Я пролежал несколько минут, пережидая, пока пройдет дурнота и позывы рвоты, которые я не мог подавить, а затем, подгоняемый острой болью, поднялся на ноги и побежал к замку. Мной владело одно желание – заглушить боль, спрятаться от света, от воздуха в мрак распахнутых окон. Я помню, как, спотыкаясь, перешагнул в гостиную через порог стеклянной двери, увидел испуганное лицо Рене, услышал, как она вскрикнула, и упал на диван, – мрак, к которому я стремился, обволок меня со всех сторон, хотя боль не стихла. Я слышал, как Рене зовет Поля, а Поль – Гастона, меня окружали встревоженные лица, раздавались встревоженные голоса. Они пытались высвободить мою руку, прикрытую пальто, но я по-прежнему прижимал ее к себе. Я мог только качаться взад и вперед и трясти головой, не в силах сказать им, чтобы они ушли и оставили меня одного, потому что для меня существовало сейчас лишь одно – боль.
– Надо найти мадемуазель Бланш, – сказал Гастон, и Рене тут же выбежала из гостиной; я слышал, как Поль крикнул, что пойдет звонить доктору, и в моем помраченном сознании забрезжила мысль: как хорошо было бы впасть в беспамятство, тогда исчезла бы и боль.
– Вы ранили себя, господин граф? – спросил стоявший возле меня на коленях Гастон.
– Нет, обжегся, кретин, – сказал я, отвернувшись, и подумал, что, имей я возможность ругаться и сквернословить по-английски, мне стало бы легче.
Вернулись остальные и снова столпились возле меня, тупо повторяя одни и те же фразы: «Он обжегся… это рука… он обжег руку… но где?.. но как?..»
Потом все лица, что всматривались в меня, отодвинулись, а рядом со мной, на месте Гастона, очутилась Бланш.
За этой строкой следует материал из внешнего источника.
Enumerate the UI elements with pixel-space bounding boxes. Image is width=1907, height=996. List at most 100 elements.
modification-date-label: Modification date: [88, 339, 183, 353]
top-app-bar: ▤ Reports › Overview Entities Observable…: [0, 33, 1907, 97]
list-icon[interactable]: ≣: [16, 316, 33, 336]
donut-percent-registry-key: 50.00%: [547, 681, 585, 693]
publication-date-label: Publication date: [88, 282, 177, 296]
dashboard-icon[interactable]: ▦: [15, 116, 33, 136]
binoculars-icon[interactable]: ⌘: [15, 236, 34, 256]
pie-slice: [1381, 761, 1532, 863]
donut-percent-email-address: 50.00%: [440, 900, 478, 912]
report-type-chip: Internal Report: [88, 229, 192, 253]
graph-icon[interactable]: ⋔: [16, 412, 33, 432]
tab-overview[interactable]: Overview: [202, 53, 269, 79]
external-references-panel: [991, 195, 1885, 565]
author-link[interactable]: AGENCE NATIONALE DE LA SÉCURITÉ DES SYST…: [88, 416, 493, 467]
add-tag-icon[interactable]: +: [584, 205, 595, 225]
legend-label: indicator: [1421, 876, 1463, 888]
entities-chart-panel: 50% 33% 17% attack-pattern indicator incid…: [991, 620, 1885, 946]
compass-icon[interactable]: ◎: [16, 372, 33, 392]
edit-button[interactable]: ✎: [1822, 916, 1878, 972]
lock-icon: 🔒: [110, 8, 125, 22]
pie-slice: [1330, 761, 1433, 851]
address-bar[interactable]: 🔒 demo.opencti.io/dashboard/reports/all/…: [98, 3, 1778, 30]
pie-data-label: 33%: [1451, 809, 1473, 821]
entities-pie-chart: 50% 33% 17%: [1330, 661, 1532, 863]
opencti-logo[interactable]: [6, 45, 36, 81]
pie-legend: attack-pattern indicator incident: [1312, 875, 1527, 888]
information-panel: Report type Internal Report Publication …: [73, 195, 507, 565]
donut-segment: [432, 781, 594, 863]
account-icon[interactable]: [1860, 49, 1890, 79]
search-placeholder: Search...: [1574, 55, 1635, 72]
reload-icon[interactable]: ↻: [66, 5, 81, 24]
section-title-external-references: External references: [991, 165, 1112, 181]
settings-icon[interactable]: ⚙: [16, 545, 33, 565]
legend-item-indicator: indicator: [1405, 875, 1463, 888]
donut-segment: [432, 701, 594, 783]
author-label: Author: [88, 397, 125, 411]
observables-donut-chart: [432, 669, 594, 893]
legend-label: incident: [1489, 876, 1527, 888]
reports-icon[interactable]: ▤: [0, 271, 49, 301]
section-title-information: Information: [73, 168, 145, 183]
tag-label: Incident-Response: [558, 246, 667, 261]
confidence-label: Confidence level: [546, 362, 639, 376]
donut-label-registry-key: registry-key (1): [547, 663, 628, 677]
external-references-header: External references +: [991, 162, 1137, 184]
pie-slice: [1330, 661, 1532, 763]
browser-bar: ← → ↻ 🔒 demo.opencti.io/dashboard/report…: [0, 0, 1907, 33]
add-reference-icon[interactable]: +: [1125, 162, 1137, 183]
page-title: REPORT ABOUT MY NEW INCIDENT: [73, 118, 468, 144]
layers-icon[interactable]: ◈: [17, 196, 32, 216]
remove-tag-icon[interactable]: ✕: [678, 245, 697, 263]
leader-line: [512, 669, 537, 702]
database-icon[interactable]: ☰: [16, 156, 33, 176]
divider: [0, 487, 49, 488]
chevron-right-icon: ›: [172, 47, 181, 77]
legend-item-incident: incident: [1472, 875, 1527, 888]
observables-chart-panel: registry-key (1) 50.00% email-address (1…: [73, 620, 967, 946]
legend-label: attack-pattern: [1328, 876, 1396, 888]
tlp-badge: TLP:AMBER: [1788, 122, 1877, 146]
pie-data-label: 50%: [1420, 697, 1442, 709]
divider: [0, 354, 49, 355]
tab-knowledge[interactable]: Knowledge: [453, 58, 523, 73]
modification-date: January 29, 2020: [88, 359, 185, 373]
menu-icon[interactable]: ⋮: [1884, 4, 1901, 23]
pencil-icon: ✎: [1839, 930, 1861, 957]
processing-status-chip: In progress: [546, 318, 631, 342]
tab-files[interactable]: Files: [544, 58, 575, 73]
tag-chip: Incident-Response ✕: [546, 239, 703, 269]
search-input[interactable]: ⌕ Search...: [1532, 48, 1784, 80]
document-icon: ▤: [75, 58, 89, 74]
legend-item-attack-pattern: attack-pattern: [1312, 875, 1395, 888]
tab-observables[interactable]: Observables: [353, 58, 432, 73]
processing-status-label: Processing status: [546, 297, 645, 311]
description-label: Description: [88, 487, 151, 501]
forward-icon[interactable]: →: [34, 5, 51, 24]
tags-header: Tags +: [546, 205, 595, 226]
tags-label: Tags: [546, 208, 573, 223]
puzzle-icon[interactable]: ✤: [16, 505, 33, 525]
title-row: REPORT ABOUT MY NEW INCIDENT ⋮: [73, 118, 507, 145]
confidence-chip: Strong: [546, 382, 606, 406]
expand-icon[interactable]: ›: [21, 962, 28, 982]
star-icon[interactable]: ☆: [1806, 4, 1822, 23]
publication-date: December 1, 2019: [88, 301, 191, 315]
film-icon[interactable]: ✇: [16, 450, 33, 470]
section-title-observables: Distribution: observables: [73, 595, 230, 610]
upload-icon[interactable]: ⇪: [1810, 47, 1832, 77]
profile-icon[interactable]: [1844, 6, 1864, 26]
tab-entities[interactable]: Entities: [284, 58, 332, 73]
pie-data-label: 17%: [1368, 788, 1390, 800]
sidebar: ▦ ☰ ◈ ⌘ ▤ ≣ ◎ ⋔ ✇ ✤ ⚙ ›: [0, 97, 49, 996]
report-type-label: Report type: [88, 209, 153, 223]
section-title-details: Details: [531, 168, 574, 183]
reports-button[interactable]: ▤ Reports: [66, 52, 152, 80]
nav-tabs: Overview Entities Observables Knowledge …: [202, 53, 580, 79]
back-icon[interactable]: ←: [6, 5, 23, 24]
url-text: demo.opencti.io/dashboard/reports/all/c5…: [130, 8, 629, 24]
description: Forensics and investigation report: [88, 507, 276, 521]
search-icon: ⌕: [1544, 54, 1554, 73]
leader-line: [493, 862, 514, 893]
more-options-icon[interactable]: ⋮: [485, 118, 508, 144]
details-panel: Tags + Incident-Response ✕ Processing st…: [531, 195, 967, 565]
Она протянула руку, чтобы взять мою, но я вскрикнул:
– Больно!
– Подержите его, – сказала она Полю и Гастону, и они схватили меня за плечи и прижали к подушкам дивана.
Бланш взяла мою руку и намазала ее чем-то прохладным и освежающим, разбрызгивая содержимое тюбика по всей поверхности ожога. Затем наложила свободную повязку, сказав окружающим, что минуты через две боль утихнет. Я закрыл глаза; вокруг меня раздавался нестройный шум голосов, слышался один и тот же вопрос: как это могло случиться? – и медленно, очень медленно всепоглощающая боль стала отступать, уже можно было терпеть ее, я больше не был воплощением страдания, я почувствовал, что состою не только из обожженной руки, у меня есть вторая, есть тело, ноги, глаза, которые могут раскрыться и посмотреть на собравшихся рядом людей, что наконец-то я в состоянии объяснить им, что произошло.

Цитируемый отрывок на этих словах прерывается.